After about 2 hours we decided to take our skis back and head home.  We had fun and I could see us doing this again sometime.

Dressing for the Winter
I have talked before about how they use inside shoes and outside shoes.  Now that I've been here through the winter I can definitely tell why we need inside and outside shoes.  All of the snow, water, sand and dirt that you bring in from the outside would not be fun to clean up.

Before winter started I had also heard that people wore outside pants.  I was curious as to what those might look like.  They are basically ski pants over your regular pants.  Kids about 12 and younger wear outside pants anytime they are outside. While they are traveling to school, walking outside or playing they have on outside pants.  Little kids are in one piece snow suits.  Babies are also outside in strollers.  They are bundled up with lots of layers and then they are placed in something that looks like a sleeping bag before then are ready for the cold.  Just because it is below freezing does not mean babies stay inside.  I am surprised every time I see a stroller being pushed through the snow but they can't stay inside for 6 months straight.
Kids at school take off their outside pants and shoes and put on inside shoes before heading into the classroom.
I thought I would also see adults wearing outside pants while walking around Stockholm but for the most part you won't see that.  There might be a few people in them (some older ladies wear outside skirts which are made out of the same material as pants) but if people are just commuting and not planning on standing outside for a long period of time they just wear their regular pants plus a coat.  Teachers do bring outside pants for the one hour break they have with their classes throughout the week.
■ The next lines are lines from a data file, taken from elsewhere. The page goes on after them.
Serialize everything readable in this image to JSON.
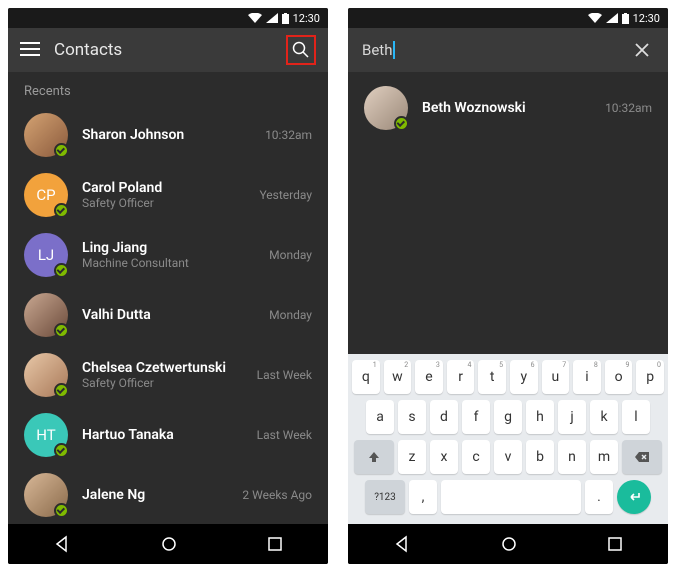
{
  "status": {
    "time": "12:30"
  },
  "left": {
    "title": "Contacts",
    "section": "Recents",
    "contacts": [
      {
        "name": "Sharon Johnson",
        "sub": "",
        "time": "10:32am",
        "initials": "",
        "avatarClass": "av-photo1"
      },
      {
        "name": "Carol Poland",
        "sub": "Safety Officer",
        "time": "Yesterday",
        "initials": "CP",
        "avatarClass": "av-orange"
      },
      {
        "name": "Ling Jiang",
        "sub": "Machine Consultant",
        "time": "Monday",
        "initials": "LJ",
        "avatarClass": "av-purple"
      },
      {
        "name": "Valhi Dutta",
        "sub": "",
        "time": "Monday",
        "initials": "",
        "avatarClass": "av-photo2"
      },
      {
        "name": "Chelsea Czetwertunski",
        "sub": "Safety Officer",
        "time": "Last Week",
        "initials": "",
        "avatarClass": "av-photo3"
      },
      {
        "name": "Hartuo Tanaka",
        "sub": "",
        "time": "Last Week",
        "initials": "HT",
        "avatarClass": "av-teal"
      },
      {
        "name": "Jalene Ng",
        "sub": "",
        "time": "2 Weeks Ago",
        "initials": "",
        "avatarClass": "av-photo4"
      }
    ]
  },
  "right": {
    "query": "Beth",
    "result": {
      "name": "Beth Woznowski",
      "time": "10:32am"
    },
    "keyboard": {
      "row1": [
        "q",
        "w",
        "e",
        "r",
        "t",
        "y",
        "u",
        "i",
        "o",
        "p"
      ],
      "nums": [
        "1",
        "2",
        "3",
        "4",
        "5",
        "6",
        "7",
        "8",
        "9",
        "0"
      ],
      "row2": [
        "a",
        "s",
        "d",
        "f",
        "g",
        "h",
        "j",
        "k",
        "l"
      ],
      "row3": [
        "z",
        "x",
        "c",
        "v",
        "b",
        "n",
        "m"
      ],
      "symKey": "?123",
      "comma": ",",
      "period": "."
    }
  }
}
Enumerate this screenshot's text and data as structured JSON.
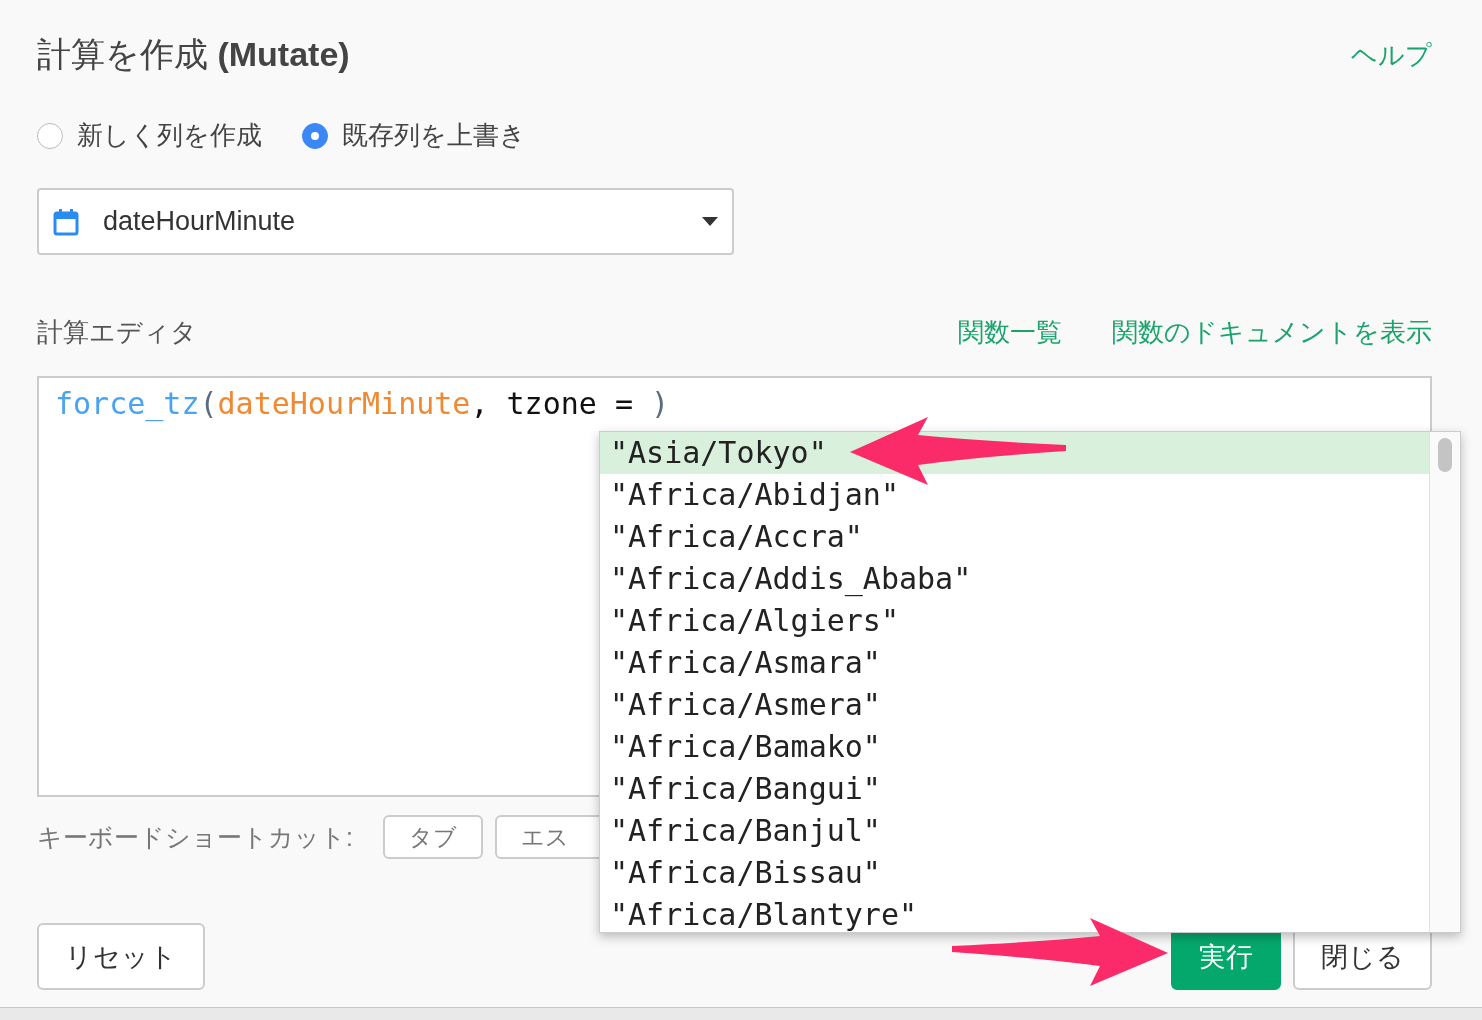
{
  "dialog": {
    "title": "計算を作成",
    "title_suffix": "(Mutate)",
    "help_link": "ヘルプ"
  },
  "mode_options": [
    {
      "label": "新しく列を作成",
      "selected": false
    },
    {
      "label": "既存列を上書き",
      "selected": true
    }
  ],
  "column_select": {
    "value": "dateHourMinute"
  },
  "editor": {
    "label": "計算エディタ",
    "links": [
      "関数一覧",
      "関数のドキュメントを表示"
    ],
    "code": [
      {
        "kind": "function",
        "text": "force_tz"
      },
      {
        "kind": "paren",
        "text": "("
      },
      {
        "kind": "column",
        "text": "dateHourMinute"
      },
      {
        "kind": "plain",
        "text": ", tzone = "
      },
      {
        "kind": "paren",
        "text": ")"
      }
    ]
  },
  "autocomplete": [
    {
      "label": "\"Asia/Tokyo\"",
      "selected": true
    },
    {
      "label": "\"Africa/Abidjan\"",
      "selected": false
    },
    {
      "label": "\"Africa/Accra\"",
      "selected": false
    },
    {
      "label": "\"Africa/Addis_Ababa\"",
      "selected": false
    },
    {
      "label": "\"Africa/Algiers\"",
      "selected": false
    },
    {
      "label": "\"Africa/Asmara\"",
      "selected": false
    },
    {
      "label": "\"Africa/Asmera\"",
      "selected": false
    },
    {
      "label": "\"Africa/Bamako\"",
      "selected": false
    },
    {
      "label": "\"Africa/Bangui\"",
      "selected": false
    },
    {
      "label": "\"Africa/Banjul\"",
      "selected": false
    },
    {
      "label": "\"Africa/Bissau\"",
      "selected": false
    },
    {
      "label": "\"Africa/Blantyre\"",
      "selected": false
    }
  ],
  "shortcuts": {
    "label": "キーボードショートカット:",
    "keys": [
      "タブ",
      "エス"
    ]
  },
  "buttons": {
    "reset": "リセット",
    "run": "実行",
    "close": "閉じる"
  }
}
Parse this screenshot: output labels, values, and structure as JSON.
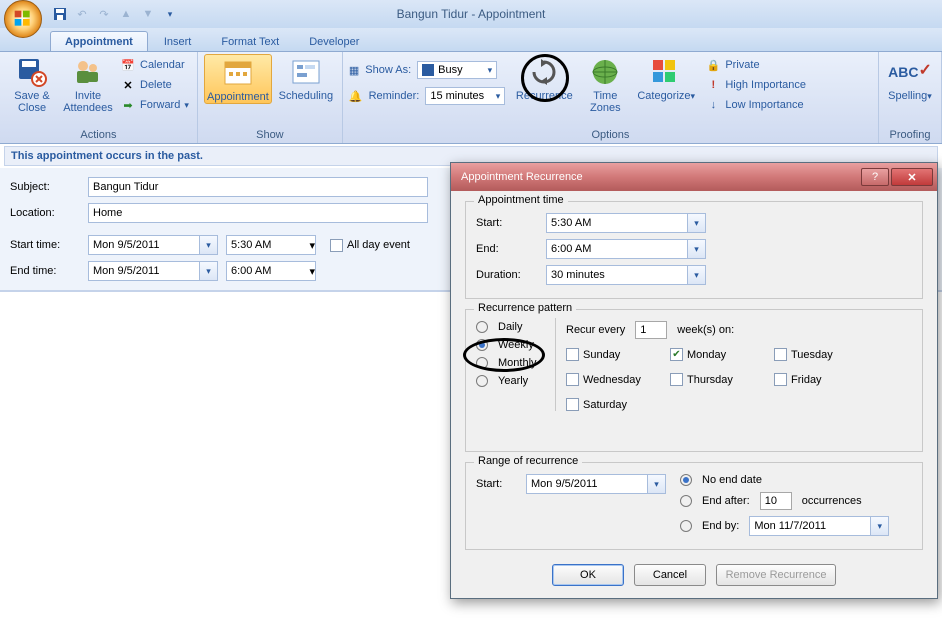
{
  "window": {
    "title": "Bangun Tidur - Appointment"
  },
  "tabs": {
    "appointment": "Appointment",
    "insert": "Insert",
    "format": "Format Text",
    "developer": "Developer"
  },
  "ribbon": {
    "actions": {
      "label": "Actions",
      "save_close": "Save & Close",
      "invite": "Invite Attendees",
      "calendar": "Calendar",
      "delete": "Delete",
      "forward": "Forward"
    },
    "show": {
      "label": "Show",
      "appointment": "Appointment",
      "scheduling": "Scheduling"
    },
    "options": {
      "label": "Options",
      "show_as": "Show As:",
      "busy": "Busy",
      "reminder": "Reminder:",
      "reminder_val": "15 minutes",
      "recurrence": "Recurrence",
      "timezones": "Time Zones",
      "categorize": "Categorize",
      "private": "Private",
      "high": "High Importance",
      "low": "Low Importance"
    },
    "proofing": {
      "label": "Proofing",
      "spelling": "Spelling"
    }
  },
  "banner": "This appointment occurs in the past.",
  "form": {
    "subject_lbl": "Subject:",
    "subject_val": "Bangun Tidur",
    "location_lbl": "Location:",
    "location_val": "Home",
    "start_lbl": "Start time:",
    "start_date": "Mon 9/5/2011",
    "start_time": "5:30 AM",
    "end_lbl": "End time:",
    "end_date": "Mon 9/5/2011",
    "end_time": "6:00 AM",
    "allday": "All day event"
  },
  "dialog": {
    "title": "Appointment Recurrence",
    "appt_time": {
      "legend": "Appointment time",
      "start_lbl": "Start:",
      "start_val": "5:30 AM",
      "end_lbl": "End:",
      "end_val": "6:00 AM",
      "dur_lbl": "Duration:",
      "dur_val": "30 minutes"
    },
    "pattern": {
      "legend": "Recurrence pattern",
      "daily": "Daily",
      "weekly": "Weekly",
      "monthly": "Monthly",
      "yearly": "Yearly",
      "recur_every": "Recur every",
      "weeks_on": "week(s) on:",
      "interval": "1",
      "days": {
        "sun": "Sunday",
        "mon": "Monday",
        "tue": "Tuesday",
        "wed": "Wednesday",
        "thu": "Thursday",
        "fri": "Friday",
        "sat": "Saturday"
      }
    },
    "range": {
      "legend": "Range of recurrence",
      "start_lbl": "Start:",
      "start_val": "Mon 9/5/2011",
      "no_end": "No end date",
      "end_after": "End after:",
      "occurrences": "occurrences",
      "occ_val": "10",
      "end_by": "End by:",
      "end_by_val": "Mon 11/7/2011"
    },
    "buttons": {
      "ok": "OK",
      "cancel": "Cancel",
      "remove": "Remove Recurrence"
    }
  }
}
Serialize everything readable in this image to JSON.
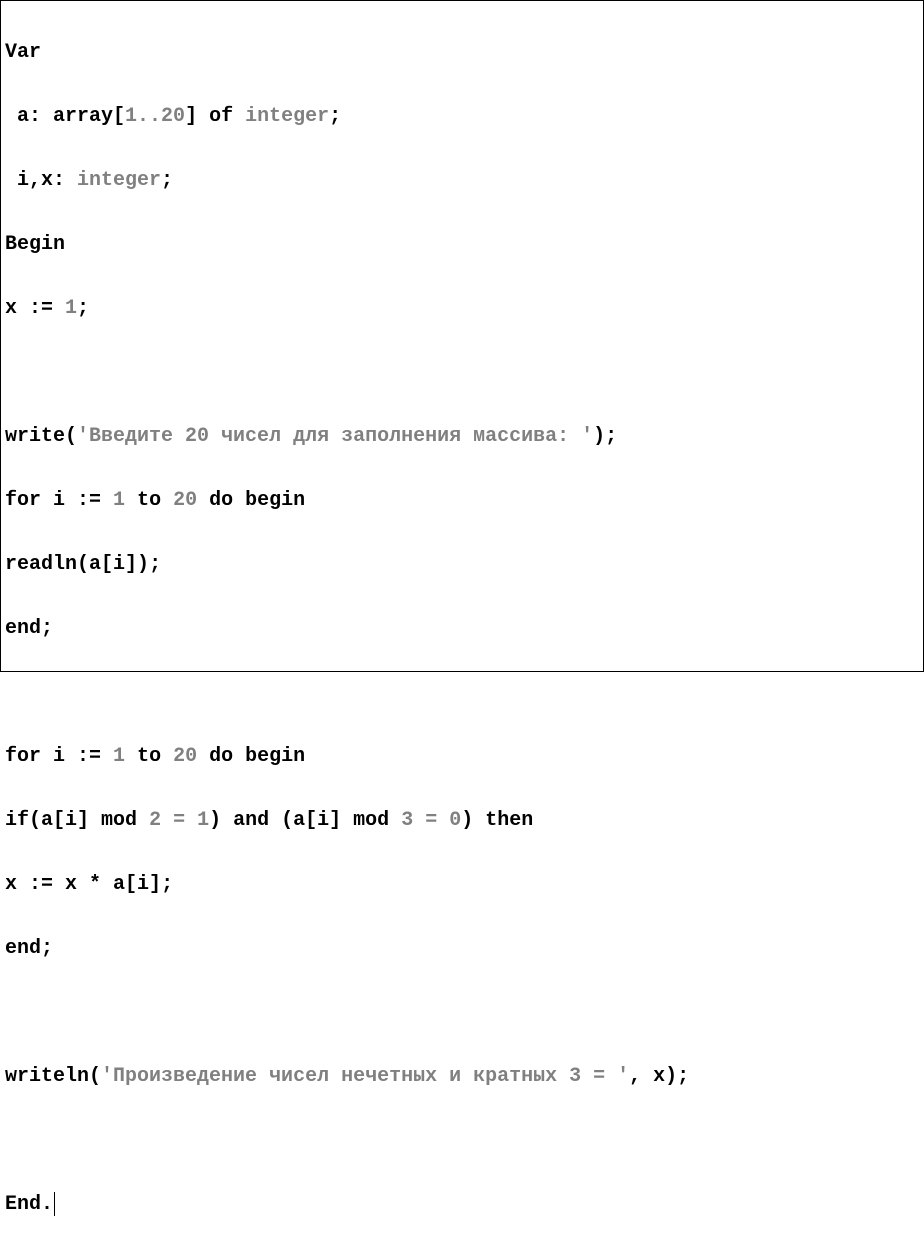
{
  "code": {
    "var_kw": "Var",
    "decl_a_prefix": " a: ",
    "array_kw": "array",
    "decl_a_bracket_open": "[",
    "decl_a_range": "1..20",
    "decl_a_bracket_close": "] ",
    "of_kw": "of",
    "space": " ",
    "integer_kw": "integer",
    "semicolon": ";",
    "decl_ix_prefix": " i,x: ",
    "begin_kw": "Begin",
    "assign_x_lhs": "x ",
    "assign_op": ":=",
    "assign_x_val": " 1",
    "write_fn": "write",
    "paren_open": "(",
    "paren_close": ")",
    "str_prompt": "'Введите 20 чисел для заполнения массива: '",
    "for_kw": "for",
    "for_var": " i ",
    "for_from": " 1 ",
    "to_kw": "to",
    "for_to": " 20 ",
    "do_kw": "do",
    "begin2_kw": "begin",
    "readln_fn": "readln",
    "readln_arg": "a[i]",
    "end_kw": "end",
    "if_kw": "if",
    "cond1_lhs": "a[i] ",
    "mod_kw": "mod",
    "cond1_rhs": " 2 = 1",
    "and_kw": "and",
    "cond2_lhs": "a[i] ",
    "cond2_rhs": " 3 = 0",
    "then_kw": "then",
    "assign2_lhs": "x ",
    "assign2_rhs": " x * a[i]",
    "writeln_fn": "writeln",
    "str_result": "'Произведение чисел нечетных и кратных 3 = '",
    "comma_x": ", x",
    "end_final": "End",
    "period": "."
  }
}
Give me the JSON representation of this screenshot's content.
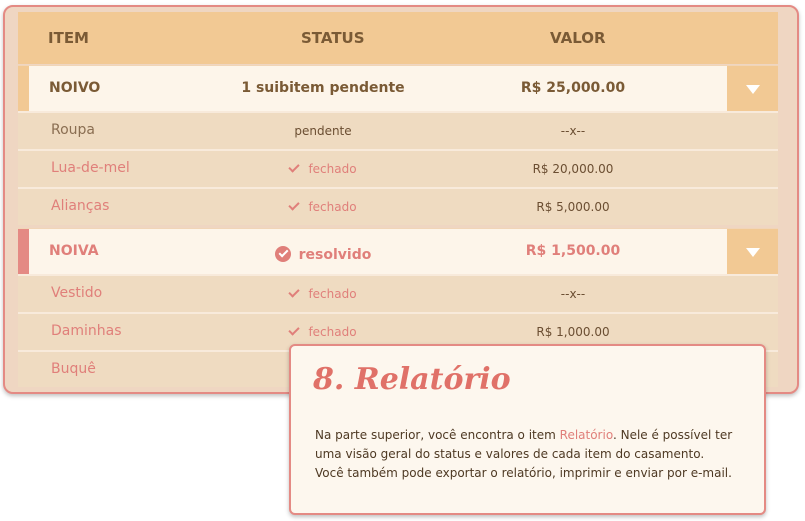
{
  "header": {
    "item": "ITEM",
    "status": "STATUS",
    "valor": "VALOR"
  },
  "groups": [
    {
      "name": "NOIVO",
      "status": "1 suibitem pendente",
      "value": "R$ 25,000.00",
      "bar_color": "#f2c994",
      "name_color": "#7a5a35",
      "rows": [
        {
          "name": "Roupa",
          "status": "pendente",
          "value": "--x--"
        },
        {
          "name": "Lua-de-mel",
          "status": "fechado",
          "value": "R$ 20,000.00"
        },
        {
          "name": "Alianças",
          "status": "fechado",
          "value": "R$ 5,000.00"
        }
      ]
    },
    {
      "name": "NOIVA",
      "status": "resolvido",
      "value": "R$ 1,500.00",
      "bar_color": "#e48a84",
      "name_color": "#e07f7a",
      "rows": [
        {
          "name": "Vestido",
          "status": "fechado",
          "value": "--x--"
        },
        {
          "name": "Daminhas",
          "status": "fechado",
          "value": "R$ 1,000.00"
        },
        {
          "name": "Buquê",
          "status": "",
          "value": ""
        }
      ]
    }
  ],
  "tip": {
    "title": "8. Relatório",
    "text_before": "Na parte superior, você encontra o item ",
    "highlight": "Relatório",
    "text_line1_after": ". Nele é possível ter",
    "line2": "uma visão geral do status e valores de cada item do casamento.",
    "line3": "Você também pode exportar o relatório, imprimir e enviar por e-mail."
  },
  "colors": {
    "accent": "#e07f7a",
    "header": "#f2c994",
    "text_dark": "#7a5a35"
  }
}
Although I am not a fan of going outside when it is cold it is different being in Sweden in the winter and still having outside recess.  There is no way we would have recess in Olathe if we had snow on the ground or if the temp drops below 20°F with the wind chill factored in. And kids are definitely not allowed to play in the snow if they are outside.  They can only play on the green top (or basketball court area) that has been cleared.  Not in Stockholm.  Kids are dressed appropriately and they can play in the snow or go sledding during their outside break.  They don't throw snow balls.  I don't know if that is because they are told that they can't or because they see so much snow that it isn't that big of a deal anymore.  The way Swedes handle being outside in the winter makes me think we could learn a thing or two, at least in Kansas.   If anyone from up north is reading this, how do you guys handle recess during the winter?  Why can't kids in the US go out and play in the snow?  If they have the appropriate clothes wouldn't it be beneficial?  In Sweden they know if kids don't go outside and play during the school day in the winter than they won't see the sun except on the weekends since it is light for such a short amount of time (the shortest day = sunrise at 8:45 am and sets at 2:45 pm).  I still don't like the idea of being outside in such cold weather but if I wore my outside pants and outside shoes I would be just fine.  And there is a good chance I will start wearing them to recess once we move back :).